FOCI Threat Model at a Glance

Multiple scenarios could allow an attacker to exfiltrate security tokens. At a high level, two main vectors emerge:

1. Abuse of OAuth flows:

   • For example, device code authentication using any client that directly returns refresh tokens.

2. Endpoint or token broker compromise:

   • Including local token caches, broker-managed storage, or token material residing in memory.

➡️ Where FOCI applies, the threat model simplifies to these two vectors: abuse of OAuth flows that issue portable refresh tokens, and compromise of the endpoint or the token broker responsible for token issuance and storage.

Token Protection & Security Measures

Significant efforts have been made to reduce the exposure and portability of authentication tokens in Entra ID:

• Browser-bound refresh tokens for SPAs: Refresh tokens issued to browser-based applications cannot be reused outside the browser context.
• Short-lived access tokens with audience and scope restrictions: Access tokens are constrained to specific resources and expire quickly, limiting their usefulness if stolen.
• Modern authentication libraries (MSAL) : Standardized token handling, secure storage, and consistent enforcement of modern OAuth flows.
• Enforcement of MFA is being rolled out by Microsoft and will cover multiple applications including Azure CLI and PowerShell.

• OS-level token protection with authentication brokers: Tokens are encrypted and acquired via brokers (e.g., WAM, mobile brokers), which use device-bound credentials to prevent direct access by the application.

  ⚠️ Attention: While authentication brokers significantly reduce token exposure, a fully compromised endpoint may still allow attackers to abuse brokered credentials or mint new refresh tokens.

As with any shared responsibility model, organizations must complement these protections:

• Awareness, awareness, awareness: Sensitize users and administrators on OAuth phishing techniques such as device code abuse.
• Endpoint protection: Secure all devices (computers & mobiles) accessing corporate resources with disk encryption, strong authentication, auto-lock, and remote wipe in case of theft or loss.
• Conditional Access policies: Enable Continuous Access Evaluation and Token Protection. In the policy:
  • Enforce MFA, device compliance, and rapidly invalidate sessions when risk changes.
  • Restrict device code authentication via CAP to only the users or devices that truly require it.

  ⚠️ Attention: Continuous Access Evaluation and Token Protection are currently enforced only for a subset of services, including Office 365 online, and mitigate certain access-token misuse scenarios when tokens are used from untrusted devices, IP addresses, or locations.

• Limit device code authentication: Restrict the use of this authentication mode via Conditional Access Policies (CAP) to only the users or devices that truly require it.
• Harden automation tooling: Regularly update Azure CLI, PowerShell, and SDKs, and protect local token caches.
• Monitoring and logging: Detect anomalous sign-ins, unexpected client usage, and token replay patterns using identity logs and analytics, and respond by revoking or blocking affected sessions.
• Limit token persistence where possible : Disable context autosave or persistent sessions in sensitive environments (Disable-AzContextAutosave).

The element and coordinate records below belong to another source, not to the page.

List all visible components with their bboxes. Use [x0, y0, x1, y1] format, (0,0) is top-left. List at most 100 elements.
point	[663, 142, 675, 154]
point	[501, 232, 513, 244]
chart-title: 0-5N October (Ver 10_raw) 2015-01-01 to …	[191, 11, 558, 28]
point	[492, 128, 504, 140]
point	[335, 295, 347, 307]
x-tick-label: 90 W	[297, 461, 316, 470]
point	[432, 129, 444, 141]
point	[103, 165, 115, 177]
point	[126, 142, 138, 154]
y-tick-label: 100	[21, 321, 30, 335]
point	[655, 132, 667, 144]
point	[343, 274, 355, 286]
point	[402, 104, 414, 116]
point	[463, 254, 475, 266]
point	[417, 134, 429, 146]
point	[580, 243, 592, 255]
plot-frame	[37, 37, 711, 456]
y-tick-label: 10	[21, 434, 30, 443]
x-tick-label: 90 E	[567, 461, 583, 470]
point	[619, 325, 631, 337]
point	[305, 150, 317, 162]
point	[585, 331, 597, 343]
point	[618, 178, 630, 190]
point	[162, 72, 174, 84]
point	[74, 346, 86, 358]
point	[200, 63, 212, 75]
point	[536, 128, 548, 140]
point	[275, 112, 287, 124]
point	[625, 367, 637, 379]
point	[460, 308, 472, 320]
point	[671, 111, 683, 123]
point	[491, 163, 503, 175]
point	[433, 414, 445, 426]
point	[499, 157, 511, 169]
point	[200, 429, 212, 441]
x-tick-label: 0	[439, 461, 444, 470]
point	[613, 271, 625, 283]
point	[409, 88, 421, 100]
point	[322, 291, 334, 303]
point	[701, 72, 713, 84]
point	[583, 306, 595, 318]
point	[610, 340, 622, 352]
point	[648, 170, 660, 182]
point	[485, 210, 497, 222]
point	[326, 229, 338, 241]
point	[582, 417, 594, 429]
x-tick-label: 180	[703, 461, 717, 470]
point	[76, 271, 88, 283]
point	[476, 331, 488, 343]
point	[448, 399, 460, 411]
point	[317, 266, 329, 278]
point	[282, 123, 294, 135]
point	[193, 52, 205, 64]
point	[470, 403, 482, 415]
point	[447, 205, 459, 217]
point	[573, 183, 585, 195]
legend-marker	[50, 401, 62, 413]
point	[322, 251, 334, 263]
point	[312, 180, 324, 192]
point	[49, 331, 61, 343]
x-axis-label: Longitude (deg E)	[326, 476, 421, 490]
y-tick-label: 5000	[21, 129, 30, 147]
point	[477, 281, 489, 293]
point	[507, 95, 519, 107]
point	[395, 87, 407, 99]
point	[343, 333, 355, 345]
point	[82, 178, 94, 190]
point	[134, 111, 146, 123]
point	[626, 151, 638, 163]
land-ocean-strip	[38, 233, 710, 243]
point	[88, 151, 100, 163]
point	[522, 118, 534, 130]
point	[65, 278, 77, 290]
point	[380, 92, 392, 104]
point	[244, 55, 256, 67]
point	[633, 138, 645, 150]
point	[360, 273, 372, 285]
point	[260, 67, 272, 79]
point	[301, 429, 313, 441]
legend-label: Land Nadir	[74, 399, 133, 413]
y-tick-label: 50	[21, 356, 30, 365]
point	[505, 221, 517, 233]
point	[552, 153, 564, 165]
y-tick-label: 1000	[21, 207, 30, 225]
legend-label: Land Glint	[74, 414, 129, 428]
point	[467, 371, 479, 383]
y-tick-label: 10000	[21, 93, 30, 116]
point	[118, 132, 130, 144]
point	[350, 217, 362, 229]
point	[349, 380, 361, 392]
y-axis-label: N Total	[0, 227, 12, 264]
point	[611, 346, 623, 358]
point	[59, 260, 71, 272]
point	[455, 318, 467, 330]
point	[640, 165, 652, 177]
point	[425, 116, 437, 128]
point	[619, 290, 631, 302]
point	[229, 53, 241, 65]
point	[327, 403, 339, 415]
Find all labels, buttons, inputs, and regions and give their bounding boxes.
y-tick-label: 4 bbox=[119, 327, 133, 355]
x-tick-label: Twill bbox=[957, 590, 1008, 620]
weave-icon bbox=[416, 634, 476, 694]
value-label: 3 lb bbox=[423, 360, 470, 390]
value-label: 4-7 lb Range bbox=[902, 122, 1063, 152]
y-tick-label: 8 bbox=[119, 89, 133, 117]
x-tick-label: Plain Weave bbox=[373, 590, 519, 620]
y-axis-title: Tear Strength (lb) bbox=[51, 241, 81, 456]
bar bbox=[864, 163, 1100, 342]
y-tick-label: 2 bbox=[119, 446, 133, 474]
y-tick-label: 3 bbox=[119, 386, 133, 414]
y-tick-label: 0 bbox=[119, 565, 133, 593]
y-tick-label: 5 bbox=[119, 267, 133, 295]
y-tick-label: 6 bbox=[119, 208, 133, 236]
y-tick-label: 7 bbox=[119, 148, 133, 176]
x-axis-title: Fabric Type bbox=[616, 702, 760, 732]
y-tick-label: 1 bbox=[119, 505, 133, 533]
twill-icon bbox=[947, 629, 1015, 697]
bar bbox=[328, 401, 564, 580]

📝 Note: The mitigations described above reduce the likelihood and impact of token compromise but do not fully eliminate it. Tokens remain exploitable if an attacker gains full access to a device or exfiltrates a refresh token for a client / device for which CAE or Token Protection is not yet supported.

Conclusion

That’s a wrap ! – FOCI shows how token portability can become a pivot point when refresh tokens are exposed — but strong token hygiene, device trust, and conditional access can significantly reduce exposure.

This closes the loop started in Part 1, moving from token storage and visibility to abuse paths and defensive controls.